The proposed solution involved the digitization of processes with the centralization and contextualization of the data generated by the equipment, aiming to create a data-driven environment in the industry and increase the efficiency of the process from an authentic Digital Twin.
For this, a 3D model of the Iron Roughneck was processed and inserted into Vidya’s platform. In addition, our engineering team was responsible for processing, contextualizing and linking all the already existing data, just as attributes of each structural component, TAGs, workflows, inspection, with its respective component in the 3D model.
To complete the data collection structure, our team integrated the platform with the client’s PIMS (Plant Information Management System) to process the data already collected by the sensors on board regarding the integrity and efficiency of the Iron Roughneck’s operation. This allowed us to supply our AI algorithms with the available historical data to generate equipment failure predictions.
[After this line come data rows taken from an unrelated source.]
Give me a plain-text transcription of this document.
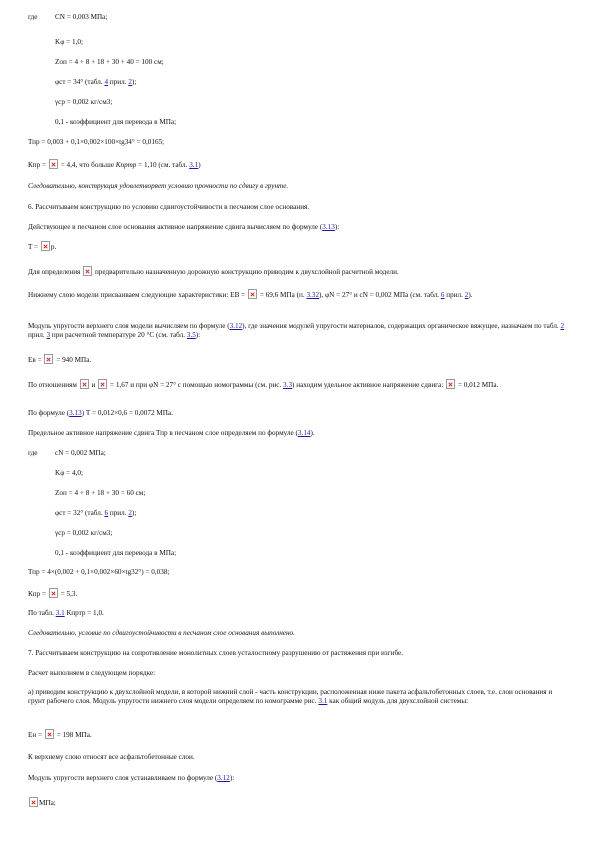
где CN = 0,003 МПа;
Kφ = 1,0;
Zоп = 4 + 8 + 18 + 30 + 40 = 100 см;
φст = 34° (табл. 4 прил. 2);
γср = 0,002 кг/см3;
0,1 - коэффициент для перевода в МПа;
Тпр = 0,003 + 0,1×0,002×100×tg34° = 0,0165;
Кпр =  = 4,4, что больше Кпртр = 1,10 (см. табл. 3.1)
Следовательно, конструкция удовлетворяет условию прочности по сдвигу в грунте.
6. Рассчитываем конструкцию по условию сдвигоустойчивости в песчаном слое основания.
Действующее в песчаном слое основания активное напряжение сдвига вычисляем по формуле (3.13):
T = p.
Для определения  предварительно назначенную дорожную конструкцию приводим к двухслойной расчетной модели.
Нижнему слою модели присваиваем следующие характеристики: ЕВ =  = 69,6 МПа (п. 3.32), φN = 27° и сN = 0,002 МПа (см. табл. 6 прил. 2).
Модуль упругости верхнего слоя модели вычисляем по формуле (3.12), где значения модулей упругости материалов, содержащих органическое вяжущее, назначаем по табл. 2 прил. 3 при расчетной температуре 20 °С (см. табл. 3.5):
Ев =  = 940 МПа.
По отношениям  и  = 1,67 и при φN = 27° с помощью номограммы (см. рис. 3.3) находим удельное активное напряжение сдвига:  = 0,012 МПа.
По формуле (3.13) Т = 0,012×0,6 = 0,0072 МПа.
Предельное активное напряжение сдвига Тпр в песчаном слое определяем по формуле (3.14).
где сN = 0,002 МПа;
Kφ = 4,0;
Zоп = 4 + 8 + 18 + 30 = 60 см;
φст = 32° (табл. 6 прил. 2);
γср = 0,002 кг/см3;
0,1 - коэффициент для перевода в МПа;
Тпр = 4×(0,002 + 0,1×0,002×60×tg32°) = 0,038;
Кпр =  = 5,3.
По табл. 3.1 Кпртр = 1,0.
Следовательно, условие по сдвигоустойчивости в песчаном слое основания выполнено.
7. Рассчитываем конструкцию на сопротивление монолитных слоев усталостному разрушению от растяжения при изгибе.
Расчет выполняем в следующем порядке:
а) приводим конструкцию к двухслойной модели, в которой нижний слой - часть конструкции, расположенная ниже пакета асфальтобетонных слоев, т.е. слои основания и грунт рабочего слоя. Модуль упругости нижнего слоя модели определяем по номограмме рис. 3.1 как общий модуль для двухслойной системы:
Ен =  = 198 МПа.
К верхнему слою относят все асфальтобетонные слои.
Модуль упругости верхнего слоя устанавливаем по формуле (3.12):
МПа;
Then, all this data was arranged in customized dashboards, which together with the combination of all the technologies mentioned above made it possible to:
- Process the constantly generated data from the equipment by sensors, such as efficiency parameters, allowing the tracking and analysis of its time-series data;
- Use the Artificial Intelligence and Machine Learning to generate equipment efficiency forecasts, allowing a much more intelligent and predictive monitoring;
- Trigger automatic visual alerts in the system when an efficiency problem occurs in one of the components, or is predicted by the AI algorithm, enabling faster resolution of the problem, reducing unscheduled downtime in the operation.